/Structure-Pipeline

Pipeline to run structure on multiple values of K, summarize results with CLUMPP, and create barplot in R

Users of Structure (Pritchard et al, 2000) may be familiar with the interface of the BioHPC cluster at Cornell. Unfortunately, guest access was discontinued in May, 2011. If you have structure installed on your SGE supercomuting cluster, several features of the web-based BioHPC cluster interface can be replaced with a pipeline of qsub and python scripts. This pipleline will guide you through setting up your datafile and parameter settings, running structure efficiently at many values of K, summarizing those results using CLUMPP, and vizualizing the results using custom R scripts.

1. Generate the input files

To run Structure you need a project_data file and a mainparams file. The easiest way to generate these files is to load in  your data into the GUI version of Structure on  your own computer. If your file is already formatted for the program GenAlEx, you can get your data into the format required to make a structure project using popgen_parse.py

>> python popgen_parse.py -o structrure myfile.genalex

Where myfile.genalex is a tab-delimited text file containing your data.

Load the data in to the GUI version of structure and set up your parameters. Run a test run (with perhaps 10K burnin and 100K generations) to see if everything is working. Then upload the project_data file, the mainparams file, and the extraparams file (this will probably be empty, but is necessary) to your computer cluster.

2. Running Replicates of Structure
Structure is frequently run multiple times with the same parameter settings, and with multiple values of k (the number of clusters). Both of these can be achieved within one qsub script. The sample qsub script below will submit an array job (one for each value of k) and will employ a loop to run each several times.

######################QSub Script#################

#! /bin/bash


#$ -S /bin/bash -cwd
#$ -M myemail@domain.com -m e
#$ -N name_of_script
#$ -o script.out -j y
#$ -t 1-5

#10 is the number of replicates at each value of K.
for rep in {1..10} 
do 
structure -m mainparams -K $SGE_TASK_ID -i project_data -o outfile_k${SGE_TASK_ID}_rep${rep}
done

####################################################

To set the values of K, change the line with -t This line sets the $SGE_TASK_ID variable and submits an array of jobs. The $SGE_TASK_ID variable is passed to the script so that the value of K and the output file names are changed for each job in the array.

To set the number of replicates, change the "numreps" line.

This script is written in bash. You may need to set your $PATH variable in your .bashrc in order to run it correctly (See SDG Group Profile Setup)

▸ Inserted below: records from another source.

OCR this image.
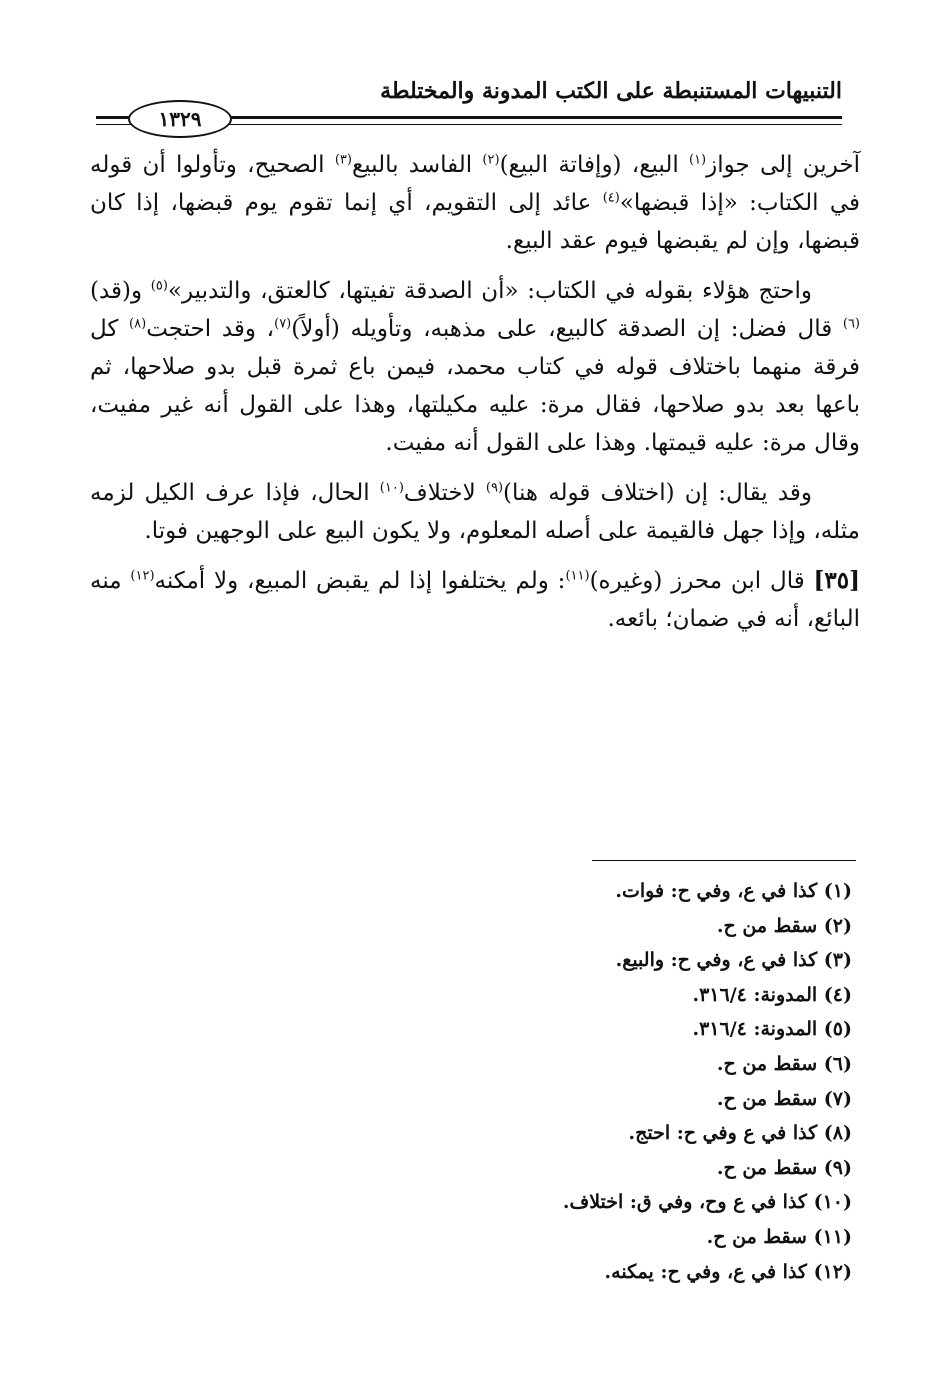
التنبيهات المستنبطة على الكتب المدونة والمختلطة
١٣٢٩

آخرين إلى جواز$^{(١)}$ البيع، (وإفاتة البيع)$^{(٢)}$ الفاسد بالبيع$^{(٣)}$ الصحيح، وتأولوا أن قوله في الكتاب: «إذا قبضها»$^{(٤)}$ عائد إلى التقويم، أي إنما تقوم يوم قبضها، إذا كان قبضها، وإن لم يقبضها فيوم عقد البيع.

واحتج هؤلاء بقوله في الكتاب: «أن الصدقة تفيتها، كالعتق، والتدبير»$^{(٥)}$ و(قد)$^{(٦)}$ قال فضل: إن الصدقة كالبيع، على مذهبه، وتأويله (أولاً)$^{(٧)}$، وقد احتجت$^{(٨)}$ كل فرقة منهما باختلاف قوله في كتاب محمد، فيمن باع ثمرة قبل بدو صلاحها، ثم باعها بعد بدو صلاحها، فقال مرة: عليه مكيلتها، وهذا على القول أنه غير مفيت، وقال مرة: عليه قيمتها. وهذا على القول أنه مفيت.

وقد يقال: إن (اختلاف قوله هنا)$^{(٩)}$ لاختلاف$^{(١٠)}$ الحال، فإذا عرف الكيل لزمه مثله، وإذا جهل فالقيمة على أصله المعلوم، ولا يكون البيع على الوجهين فوتا.

[٣٥] قال ابن محرز (وغيره)$^{(١١)}$: ولم يختلفوا إذا لم يقبض المبيع، ولا أمكنه$^{(١٢)}$ منه البائع، أنه في ضمان؛ بائعه.

(١) كذا في ع، وفي ح: فوات.
(٢) سقط من ح.
(٣) كذا في ع، وفي ح: والبيع.
(٤) المدونة: ٣١٦/٤.
(٥) المدونة: ٣١٦/٤.
(٦) سقط من ح.
(٧) سقط من ح.
(٨) كذا في ع وفي ح: احتج.
(٩) سقط من ح.
(١٠) كذا في ع وح، وفي ق: اختلاف.
(١١) سقط من ح.
(١٢) كذا في ع، وفي ح: يمكنه.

3. Summarizing Replicate Runs
The BioHPC cluster would return a file, simsum.txt, which would have the likelihood and Fst values for replicate runs of Structure. If you've run Structure as above, the following python script can create this file. Indicate all of the output files from Strucutre in a list. Wildcard expansion should work, so if you files are of the form outfile_k2_rep2 you can simply write outfile*. You also need to provide the maximum value of K in your dataset:

>> python simsum.py 5 outfile*

For each value of K you wish to investigate further, the Q-matricies from each replicate run of Structure will be slightly different. Use the program CLUMPP (in $SDG_ROOT/bin) to determine a single Q-matrix. First, format the input files for CLUMPP with another python script. Specify an output file name, and then list all of the replicate runs-- wildcard expansion should work here too:

>> python structure2clumpp.py outputfilename outfile_k2*

You will also have to setup the paramfile (see the CLUMPP manual for instructions). Depending on the size of the dataset, CLUMPP may take a few seconds to several hours. Either run from a qsub script or in an Interactive Job

4. Visualizing Results
Visualization of the likelihoods from replicate runs at each value of K, along with the post-hoc delta-K statistic (Evanno et al., 2003), can be done with an R script: see "deltak.R" . This script is perhaps best run on your own computer so that graphics parameters may be adjusted.

Similarly, a script scructure_barplot.R can output the familiar barplot: one bar per individual, different colors representing admixture/population assignment. If a list of geographic or putative populations is given, they will be marked on the graphic.